The club's run-in is actually more favourable than any of the other sides in deep relegation trouble, with Crystal Palace, Sunderland, Stoke and Newcastle all providing realistic opportunities for victory, but when you consider that West Brom had won one of their previous 11 matches before coming so close to victory against Ole Gunnar Solskjaer's side last weekend, this is still deep trouble.
The principal issue for Solskjaer is his porous defence (it's now one clean sheet since mid-December), but a home fixture against Palace could be the perfect tonic for such a problem - Tony Pulis' side have scored just six away goals this season.

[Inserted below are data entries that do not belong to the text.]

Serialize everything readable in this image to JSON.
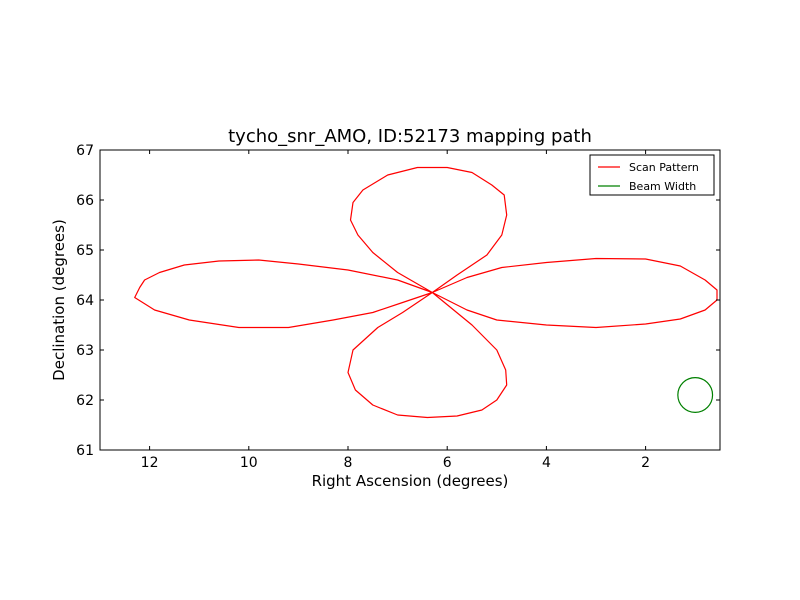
{
  "chart_data": {
    "type": "line",
    "title": "tycho_snr_AMO, ID:52173 mapping path",
    "xlabel": "Right Ascension (degrees)",
    "ylabel": "Declination (degrees)",
    "xlim": [
      13.0,
      0.5
    ],
    "ylim": [
      61,
      67
    ],
    "xticks": [
      12,
      10,
      8,
      6,
      4,
      2
    ],
    "xtick_labels": [
      "12",
      "10",
      "8",
      "6",
      "4",
      "2"
    ],
    "yticks": [
      61,
      62,
      63,
      64,
      65,
      66,
      67
    ],
    "ytick_labels": [
      "61",
      "62",
      "63",
      "64",
      "65",
      "66",
      "67"
    ],
    "grid": false,
    "legend": {
      "position": "top-right",
      "entries": [
        {
          "label": "Scan Pattern",
          "color": "#ff0000"
        },
        {
          "label": "Beam Width",
          "color": "#008000"
        }
      ]
    },
    "series": [
      {
        "name": "Scan Pattern",
        "color": "#ff0000",
        "x": [
          6.3,
          5.6,
          4.9,
          4.0,
          3.0,
          2.0,
          1.3,
          0.8,
          0.56,
          0.56,
          0.8,
          1.3,
          2.0,
          3.0,
          4.0,
          5.0,
          5.6,
          6.3,
          5.8,
          5.2,
          4.9,
          4.8,
          4.85,
          5.1,
          5.5,
          6.0,
          6.6,
          7.2,
          7.7,
          7.9,
          7.95,
          7.8,
          7.5,
          7.0,
          6.3,
          7.0,
          8.0,
          9.0,
          9.8,
          10.6,
          11.3,
          11.8,
          12.1,
          12.2,
          12.25,
          12.3,
          11.9,
          11.2,
          10.2,
          9.2,
          8.3,
          7.5,
          6.9,
          6.3,
          6.9,
          7.4,
          7.9,
          8.0,
          7.85,
          7.5,
          7.0,
          6.4,
          5.8,
          5.3,
          5.0,
          4.8,
          4.82,
          5.0,
          5.5,
          6.3
        ],
        "y": [
          64.15,
          64.45,
          64.65,
          64.75,
          64.83,
          64.82,
          64.68,
          64.4,
          64.2,
          64.0,
          63.8,
          63.62,
          63.52,
          63.45,
          63.5,
          63.6,
          63.8,
          64.15,
          64.5,
          64.9,
          65.3,
          65.7,
          66.1,
          66.3,
          66.55,
          66.65,
          66.65,
          66.5,
          66.2,
          65.95,
          65.6,
          65.3,
          64.95,
          64.55,
          64.15,
          64.4,
          64.6,
          64.72,
          64.8,
          64.78,
          64.7,
          64.55,
          64.4,
          64.25,
          64.15,
          64.05,
          63.8,
          63.6,
          63.45,
          63.45,
          63.6,
          63.75,
          63.95,
          64.15,
          63.75,
          63.45,
          63.0,
          62.55,
          62.2,
          61.9,
          61.7,
          61.65,
          61.68,
          61.8,
          62.0,
          62.3,
          62.6,
          63.0,
          63.5,
          64.15
        ]
      },
      {
        "name": "Beam Width",
        "color": "#008000",
        "center": [
          1.0,
          62.1
        ],
        "radius_deg": 0.35
      }
    ]
  }
}
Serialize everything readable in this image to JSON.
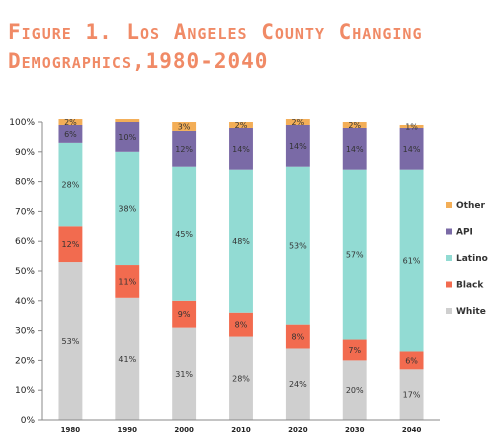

Put simply, if Cardiff can't beat Palace at home on Saturday then they not only probably deserve to go down, but they surely will.
In the matchday programme before the match against Bayern Munich on Tuesday, David Moyes complimented his players for their performances in the Champions League this season.
"We have certainly displayed some of our best football this season in the Champions Leagues. With the exception of the away tie at Olympiakos, I have been really pleased with much of what we have done. The players have played well and looked comfortable at this level."
It's little surprise that United's players have 'looked comfortable' at Champions League level, given that a number of them have played in three Champions League finals in the last four years for this club.
In fact, there was one exception to Moyes' view during the otherwise excellent result against the German and European champions - the one player that Moyes signed. There is little doubt that Marouane Fellaini was dreadful against Bayern, and (as Matthew Stanger said this week) his underperformance is now dragging Moyes down.
A fixture against a Newcastle side that have been on the beach since January provides Fellaini with an opportunity to stamp his authority on a match in an attempt to display at least a glimpse of the form that persuaded Moyes to part with £27.5m for his services just eight months ago. Another disappointing showing, and the doubts will increase as to whether this is simply a player worryingly out of his depth.
One win in 12 matches, and with little sense that Pepe Mel justifies his appointment, things still look pretty grim at the Hawthorns. What's more, the mood won't have been helped by headlines revealing that James Morrison had punched Saido Berahino following the draw at home to Cardiff last weekend. That's not exactly what was meant by showing fighting spirit.
With Manchester City, Arsenal and Spurs still to play before the last two games of the season the Baggies remain in serious danger of relegation, but with Sunderland seemingly unable to find any form, a trip to Carrow Road provides an opportunity to create some breathing space.
Unfortunately, given that Chris Hughton is in 'must win' territory, this is the game that Norwich win before slipping to two further disappointing defeats. Sorry West Brom fans.
With some serious grumblings in the North East regarding Chunky Pardew's continued employment at St James' Park, his Newcastle side have now failed to score in 10 of their last 14 matches.
Whilst the problems with Pardew's perceived untouchable position run far deeper than simply Newcastle's current form, us football fans are a fickle bunch. A home victory over Manchester United would far from repair the broken relationship between manager and supporters, but it would certainly act as a decent first step.
A record of 13 defeats in 18 games, and fans are getting restless. Paul Lambert might not be asked to clear his desk should his side lose to Fulham this weekend, but he damn well should be close.
After recent home losses to Stoke, West Ham, Crystal Palace and Sheffield United, you wouldn't exactly rule it out.